Das alles ist nun vorbei. Doch auch wenn der Frust bei den Vereinsmitgliedern am Tag nach dem Brand noch riesengroß gewesen sei, mache sie nun eine eher kämpferische Stimmung breit, sagt Peter Heinemann. Der Wiederaufbau sei keine Frage, für viele Angler gelte jetzt das Motto: "Jetzt erst recht!" Gestern Abend trafen sich die Schnellröder zu einer Krisensitzung und um zu beratschlagen, wie es weitergehen soll.

Zurzeit ermittelt noch die Polizei die Brandursache. Sobald sie die Trümmer freigibt, kann der Abriss beginnen. Der wird nicht billig, denn jedes einzelne Stück Holz stellt Sondermüll dar und muss fachgerecht entsorgt werden. "Das müssen wir auch alles bezahlen", sagt Heinemann.

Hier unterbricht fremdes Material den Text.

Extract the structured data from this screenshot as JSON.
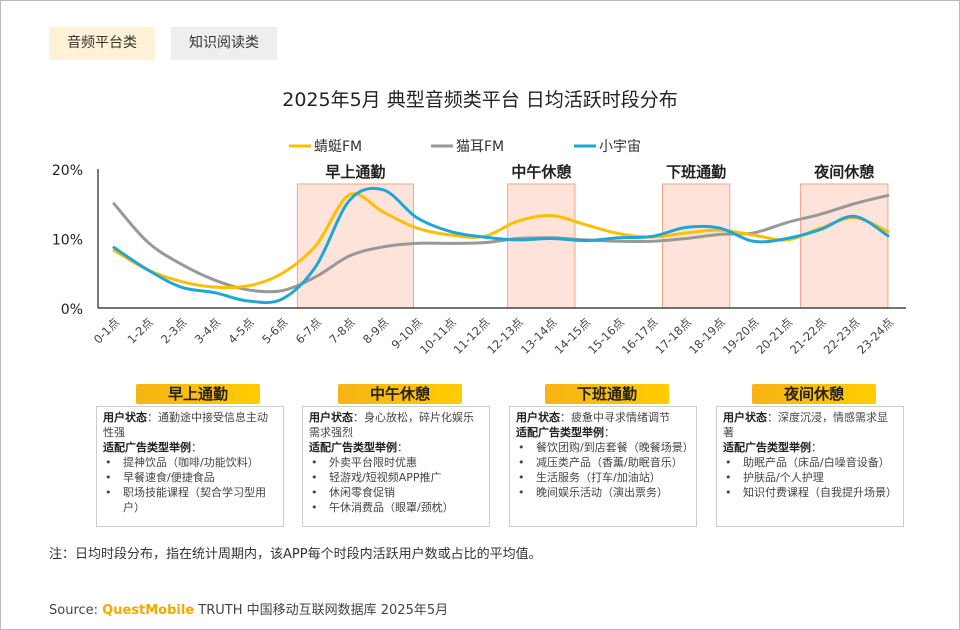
{
  "tabs": [
    "音频平台类",
    "知识阅读类"
  ],
  "title": "2025年5月 典型音频类平台 日均活跃时段分布",
  "colors": {
    "qingting": "#ffbf00",
    "maoer": "#999999",
    "xiaoyuzhou": "#1fa6d8",
    "band": "#fde3da",
    "band_border": "#f6a58a"
  },
  "chart_data": {
    "type": "line",
    "title": "2025年5月 典型音频类平台 日均活跃时段分布",
    "ylabel": "",
    "xlabel": "",
    "ylim": [
      0,
      20
    ],
    "yticks": [
      "0%",
      "10%",
      "20%"
    ],
    "legend_position": "top",
    "categories": [
      "0-1点",
      "1-2点",
      "2-3点",
      "3-4点",
      "4-5点",
      "5-6点",
      "6-7点",
      "7-8点",
      "8-9点",
      "9-10点",
      "10-11点",
      "11-12点",
      "12-13点",
      "13-14点",
      "14-15点",
      "15-16点",
      "16-17点",
      "17-18点",
      "18-19点",
      "19-20点",
      "20-21点",
      "21-22点",
      "22-23点",
      "23-24点"
    ],
    "series": [
      {
        "name": "蜻蜓FM",
        "color": "#ffbf00",
        "values": [
          8.3,
          5.5,
          3.8,
          3.0,
          3.2,
          5.0,
          9.0,
          16.3,
          13.8,
          11.5,
          10.5,
          10.3,
          12.5,
          13.3,
          12.0,
          10.7,
          10.2,
          10.8,
          11.2,
          10.5,
          9.8,
          11.5,
          13.0,
          11.0
        ]
      },
      {
        "name": "猫耳FM",
        "color": "#999999",
        "values": [
          15.0,
          9.5,
          6.3,
          4.0,
          2.6,
          2.5,
          4.5,
          7.5,
          8.8,
          9.3,
          9.3,
          9.4,
          10.0,
          10.1,
          9.8,
          9.6,
          9.6,
          10.0,
          10.6,
          10.8,
          12.3,
          13.5,
          15.0,
          16.2
        ]
      },
      {
        "name": "小宇宙",
        "color": "#1fa6d8",
        "values": [
          8.7,
          5.5,
          3.0,
          2.2,
          1.0,
          1.3,
          6.0,
          15.5,
          17.0,
          13.0,
          11.0,
          10.2,
          9.8,
          10.0,
          9.7,
          10.1,
          10.3,
          11.6,
          11.5,
          9.6,
          10.0,
          11.3,
          13.2,
          10.4
        ]
      }
    ],
    "annotations": [
      {
        "label": "早上通勤",
        "from": 5.45,
        "to": 8.9
      },
      {
        "label": "中午休憩",
        "from": 11.7,
        "to": 13.7
      },
      {
        "label": "下班通勤",
        "from": 16.3,
        "to": 18.3
      },
      {
        "label": "夜间休憩",
        "from": 20.4,
        "to": 23.0
      }
    ]
  },
  "cards": [
    {
      "title": "早上通勤",
      "state_label": "用户状态",
      "state": "通勤途中接受信息主动性强",
      "ads_label": "适配广告类型举例",
      "items": [
        "提神饮品（咖啡/功能饮料）",
        "早餐速食/便捷食品",
        "职场技能课程（契合学习型用户）"
      ]
    },
    {
      "title": "中午休憩",
      "state_label": "用户状态",
      "state": "身心放松，碎片化娱乐需求强烈",
      "ads_label": "适配广告类型举例",
      "items": [
        "外卖平台限时优惠",
        "轻游戏/短视频APP推广",
        "休闲零食促销",
        "午休消费品（眼罩/颈枕）"
      ]
    },
    {
      "title": "下班通勤",
      "state_label": "用户状态",
      "state": "疲惫中寻求情绪调节",
      "ads_label": "适配广告类型举例",
      "items": [
        "餐饮团购/到店套餐（晚餐场景）",
        "减压类产品（香薰/助眠音乐）",
        "生活服务（打车/加油站）",
        "晚间娱乐活动（演出票务）"
      ]
    },
    {
      "title": "夜间休憩",
      "state_label": "用户状态",
      "state": "深度沉浸，情感需求显著",
      "ads_label": "适配广告类型举例",
      "items": [
        "助眠产品（床品/白噪音设备）",
        "护肤品/个人护理",
        "知识付费课程（自我提升场景）"
      ]
    }
  ],
  "note": "注：日均时段分布，指在统计周期内，该APP每个时段内活跃用户数或占比的平均值。",
  "source": {
    "prefix": "Source:",
    "brand": "QuestMobile",
    "rest": " TRUTH 中国移动互联网数据库 2025年5月"
  }
}
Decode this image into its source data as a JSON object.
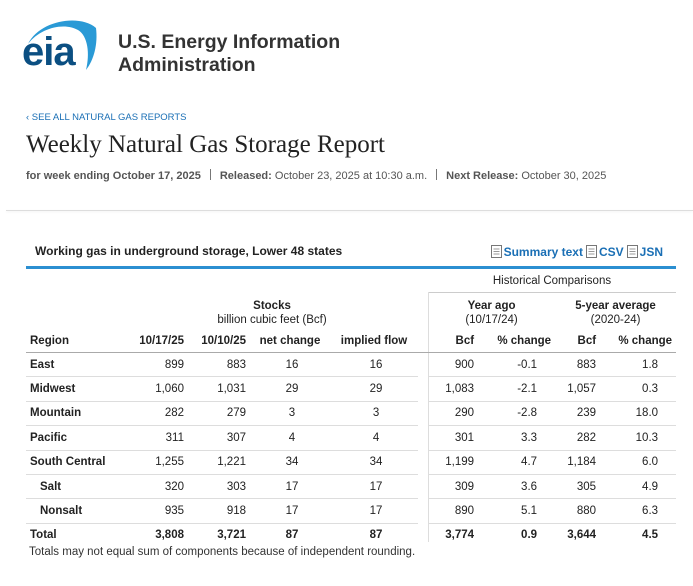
{
  "header": {
    "logo": "eia",
    "org_line1": "U.S. Energy Information",
    "org_line2": "Administration"
  },
  "breadcrumb": "‹ SEE ALL NATURAL GAS REPORTS",
  "title": "Weekly Natural Gas Storage Report",
  "meta": {
    "week": "for week ending October 17, 2025",
    "released_label": "Released:",
    "released": "October 23, 2025 at 10:30 a.m.",
    "next_label": "Next Release:",
    "next": "October 30, 2025"
  },
  "table": {
    "caption": "Working gas in underground storage, Lower 48 states",
    "links": [
      "Summary text",
      "CSV",
      "JSN"
    ],
    "historical": "Historical Comparisons",
    "stocks_title": "Stocks",
    "stocks_unit": "billion cubic feet (Bcf)",
    "year_ago_title": "Year ago",
    "year_ago_date": "(10/17/24)",
    "avg_title": "5-year average",
    "avg_range": "(2020-24)",
    "columns": [
      "Region",
      "10/17/25",
      "10/10/25",
      "net change",
      "implied flow",
      "Bcf",
      "% change",
      "Bcf",
      "% change"
    ],
    "rows": [
      [
        "East",
        "899",
        "883",
        "16",
        "16",
        "900",
        "-0.1",
        "883",
        "1.8"
      ],
      [
        "Midwest",
        "1,060",
        "1,031",
        "29",
        "29",
        "1,083",
        "-2.1",
        "1,057",
        "0.3"
      ],
      [
        "Mountain",
        "282",
        "279",
        "3",
        "3",
        "290",
        "-2.8",
        "239",
        "18.0"
      ],
      [
        "Pacific",
        "311",
        "307",
        "4",
        "4",
        "301",
        "3.3",
        "282",
        "10.3"
      ],
      [
        "South Central",
        "1,255",
        "1,221",
        "34",
        "34",
        "1,199",
        "4.7",
        "1,184",
        "6.0"
      ],
      [
        "Salt",
        "320",
        "303",
        "17",
        "17",
        "309",
        "3.6",
        "305",
        "4.9"
      ],
      [
        "Nonsalt",
        "935",
        "918",
        "17",
        "17",
        "890",
        "5.1",
        "880",
        "6.3"
      ],
      [
        "Total",
        "3,808",
        "3,721",
        "87",
        "87",
        "3,774",
        "0.9",
        "3,644",
        "4.5"
      ]
    ],
    "footnote": "Totals may not equal sum of components because of independent rounding."
  }
}
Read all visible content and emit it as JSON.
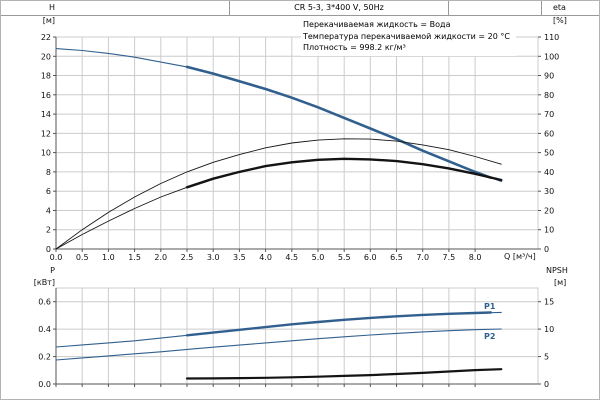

Natürlich werde die Versicherung bezahlen - aber wann und wie viel Geld das sein wird, das kann Heinemann zurzeit noch überhaupt nicht einschätzen. Doch ganz gleich, wie die Vereinsgeschichte nach dem großen Brand nun weitergeht, eines ist sicher: dass sie weitergeht. "Wir lassen uns von diesem Unglück nicht unterkriegen", sagt Heinemann.